The Rosewater insurrection

Second tome, après Rosewater qui se tenait bien tous seul, The Rosewater insurrection se déroule peut de temps après le premier tome. Il invite le lecteur, au travers du points de vue de plusieurs personnage (Jack-Jack le maire de la ville, Aminat une agente du gouvernement, Kaaro le personnage principal du premier tome, Anthony l’avatar de l’extraterrestre terré sous la ville, une femme remplacé par un alien,…) a vivre un moment crucial pour la ville et pour le devenir de l’humanité.

Rosewater donc, une cité au Nigéria qui s’est construit autour d’un dome biologique qui abrite une entité venu d’une autre planète afin de préparer la colonisation douce de la Terre. L’aire saturé de micro-organismes extraterrestres ont modifié l’humanité : des sensitifs (exterminés dans le tome précédent) peuvent lire les esprits, des morts marchent dans les rues, des gens sont physiquement transformés, etc…. Et dans cette ville chaotique plusieurs changements majeures sont sur le point d’advenir.

Ces changements sont le moteur de l’histoire et le fait qu’il arrive au même moment ne va pas arranger la situation de la ville. Concrètement : un alien voit sa conscience téléporté dans une humaine, premier pas de la future invasion, mais celle-ci perd la mémoire, une plante se développe et attaque l’organisme extraterrestre qui vit sous la ville et le maire de la ville déclare l’indépendance de sa cité, déclenchant de fait une guerre civile avec le gouvernement nigérien.

The Rosewater insurrection est un roman foisonnant que j’ai pris plaisir à lire et dont j’attend le prochain tome avec curiosité.

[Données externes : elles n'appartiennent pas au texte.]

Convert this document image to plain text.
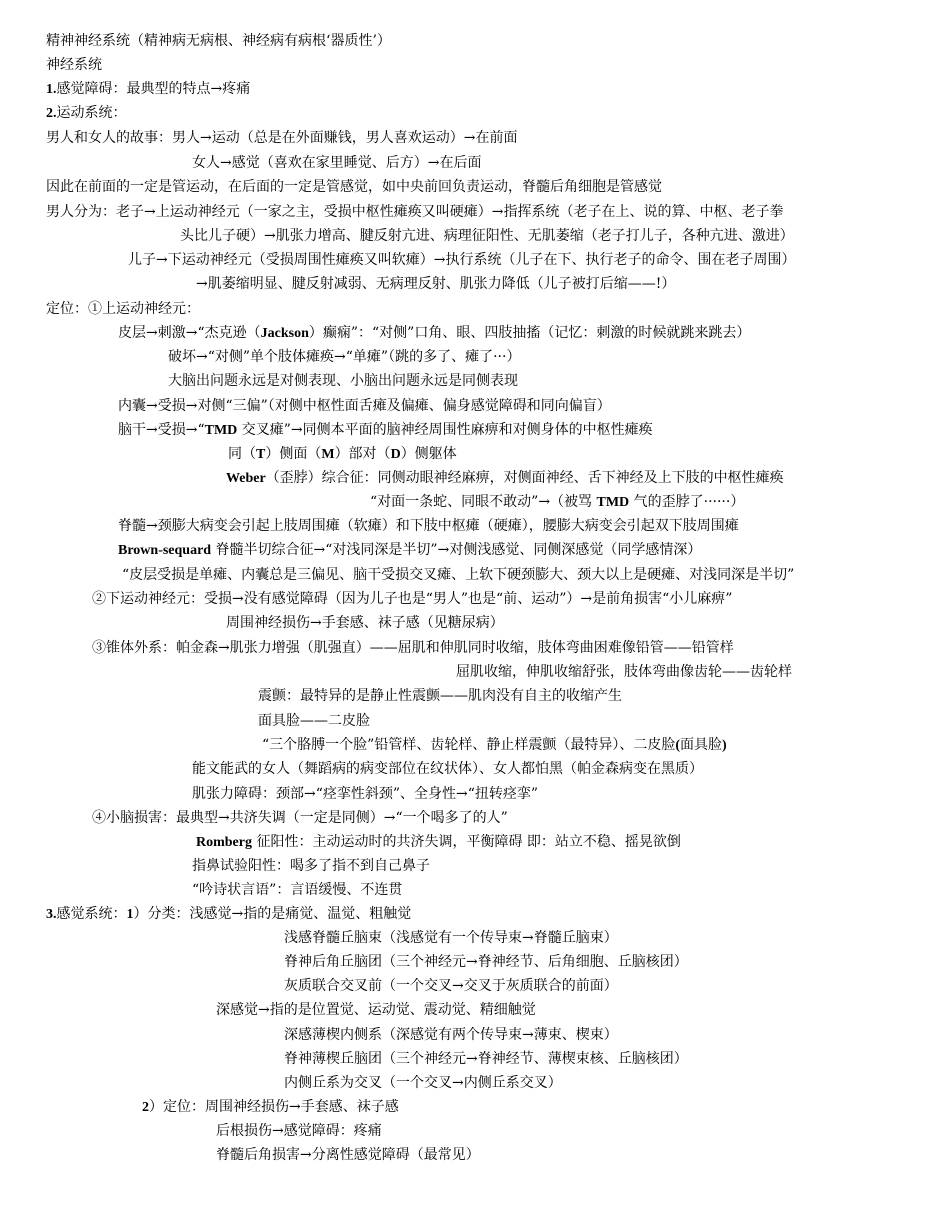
精神神经系统（精神病无病根、神经病有病根‘器质性’）
神经系统
1.感觉障碍：最典型的特点→疼痛
2.运动系统：
男人和女人的故事：男人→运动（总是在外面赚钱，男人喜欢运动）→在前面
女人→感觉（喜欢在家里睡觉、后方）→在后面
因此在前面的一定是管运动，在后面的一定是管感觉，如中央前回负责运动，脊髓后角细胞是管感觉
男人分为：老子→上运动神经元（一家之主，受损中枢性瘫痪又叫硬瘫）→指挥系统（老子在上、说的算、中枢、老子拳
头比儿子硬）→肌张力增高、腱反射亢进、病理征阳性、无肌萎缩（老子打儿子，各种亢进、激进）
儿子→下运动神经元（受损周围性瘫痪又叫软瘫）→执行系统（儿子在下、执行老子的命令、围在老子周围）
→肌萎缩明显、腱反射减弱、无病理反射、肌张力降低（儿子被打后缩——!）
定位：①上运动神经元：
皮层→刺激→“杰克逊（Jackson）癫痫”：“对侧”口角、眼、四肢抽搐（记忆：刺激的时候就跳来跳去）
破坏→“对侧”单个肢体瘫痪→“单瘫”（跳的多了、瘫了···）
大脑出问题永远是对侧表现、小脑出问题永远是同侧表现
内囊→受损→对侧“三偏”（对侧中枢性面舌瘫及偏瘫、偏身感觉障碍和同向偏盲）
脑干→受损→“TMD 交叉瘫”→同侧本平面的脑神经周围性麻痹和对侧身体的中枢性瘫痪
同（T）侧面（M）部对（D）侧躯体
Weber（歪脖）综合征：同侧动眼神经麻痹，对侧面神经、舌下神经及上下肢的中枢性瘫痪
“对面一条蛇、同眼不敢动”→（被骂 TMD 气的歪脖了······）
脊髓→颈膨大病变会引起上肢周围瘫（软瘫）和下肢中枢瘫（硬瘫），腰膨大病变会引起双下肢周围瘫
Brown-sequard 脊髓半切综合征→“对浅同深是半切”→对侧浅感觉、同侧深感觉（同学感情深）
“皮层受损是单瘫、内囊总是三偏见、脑干受损交叉瘫、上软下硬颈膨大、颈大以上是硬瘫、对浅同深是半切”
②下运动神经元：受损→没有感觉障碍（因为儿子也是“男人”也是“前、运动”）→是前角损害“小儿麻痹”
周围神经损伤→手套感、袜子感（见糖尿病）
③锥体外系：帕金森→肌张力增强（肌强直）——屈肌和伸肌同时收缩，肢体弯曲困难像铅管——铅管样
屈肌收缩，伸肌收缩舒张，肢体弯曲像齿轮——齿轮样
震颤：最特异的是静止性震颤——肌肉没有自主的收缩产生
面具脸——二皮脸
“三个胳膊一个脸”铅管样、齿轮样、静止样震颤（最特异）、二皮脸(面具脸)
能文能武的女人（舞蹈病的病变部位在纹状体）、女人都怕黑（帕金森病变在黑质）
肌张力障碍：颈部→“痉挛性斜颈”、全身性→“扭转痉挛”
④小脑损害：最典型→共济失调（一定是同侧）→“一个喝多了的人”
Romberg 征阳性：主动运动时的共济失调，平衡障碍 即：站立不稳、摇晃欲倒
指鼻试验阳性：喝多了指不到自己鼻子
“吟诗状言语”：言语缓慢、不连贯
3.感觉系统：1）分类：浅感觉→指的是痛觉、温觉、粗触觉
浅感脊髓丘脑束（浅感觉有一个传导束→脊髓丘脑束）
脊神后角丘脑团（三个神经元→脊神经节、后角细胞、丘脑核团）
灰质联合交叉前（一个交叉→交叉于灰质联合的前面）
深感觉→指的是位置觉、运动觉、震动觉、精细触觉
深感薄楔内侧系（深感觉有两个传导束→薄束、楔束）
脊神薄楔丘脑团（三个神经元→脊神经节、薄楔束核、丘脑核团）
内侧丘系为交叉（一个交叉→内侧丘系交叉）
2）定位：周围神经损伤→手套感、袜子感
后根损伤→感觉障碍：疼痛
脊髓后角损害→分离性感觉障碍（最常见）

Néanmoins il est peut-être un peu trop foisonnant par moment ajoutant des éléments disparates dans un mélange qui, bien que fonctionnant ensemble, est peut-être par fois un peu “too much”.  Les circonvolutions de l’histoire, bien que plaisantes, accouchent également peut-être d’une souris.

600 jours d’Apocalypse

600 jours d’Apocalypse de Rozenn Illiano est un recueil de nouvelles & de novella (une concluant le recueil et qui est ici le seul texte qui ne peut pas se lire en ligne) qui est une sorte de compagnon / directors cut de la série Town.

En tant que tel il n’a que peu d’intérêt pour les lecteurs qui n’ont pas lu la série, par contre pour ceux qui ont lu la série, les différentes nouvelles du recueil remplissent quelques “trous” dans l’histoire des divers personnages éclairant des bouts de leur parcourt durant la fin du monde. Il y a même une nouvelle qui donne des pistes sur ce qui arrivent aux vampires durant cette période (c’est la grande inconnue de la série Town pour le moment).

Finalement la novella “Mille Chutes” est le journal / la confession de Lucifer en personne, en tant que telle c’est une lecture presque obligatoire pour celui qui veut comprendre les tenants et aboutissant d’un des architectes ayant œuvré dans l’ombre à sauver le monde.

600 jours d’Apocalypse est une très bonne lecture pour ceux qui apprécie le monde développé par Rozenn Illiano, ce n’est pas contre clairement pas la bonne porte d’entrée pour ceux qui voudrait découvrir ses écrits.

Deux heures-lumières

J’ai lu, il y a peu, les dernières novellas publiées dans l’excellente collection “une heure lumière” du Belial.

Helstrid de de Christian Léourier se déroule dans un futur lointain; l’homme a établi des colonies sur d’autres planètes dont notamment Helstrid un monde froid, toxique et dangereux où une petite colonie minière est établie. Malgré les IA et les différents systèmes automatisés, des hommes et femmes occupent la colonie. C’est le cas de Vic qui a quitté la Terre pour échapper à une rupture amoureuse. Lors d’un voyage de routine où il supervise un convoie de ravitaillement composé de trois véhicules totalement automaties, la planète va lui réserver une, mauvaise, surprise. Une novella sur les relations hommes/machines bien écrite et prenante.

Les meurtres de Molly Southbourne de Tade Thompson se situe elle dans le registre de l’horreur/fantastique. Le lecteur est invité à suivre l’histoire de Molly Southbourne, de sa jeunesse recluse dans une ferme avec ses parents à sa vie de jeune femme débutante, en passant pas son adolescence rebelle. Mais c’est surtout que Molly a un secret et une malediction : son sang, une fois versé, produit des doubles d’elle même qui finissent toujours par essayer de la tuer. Une novella violente et dérangeante qui prend aux tripes.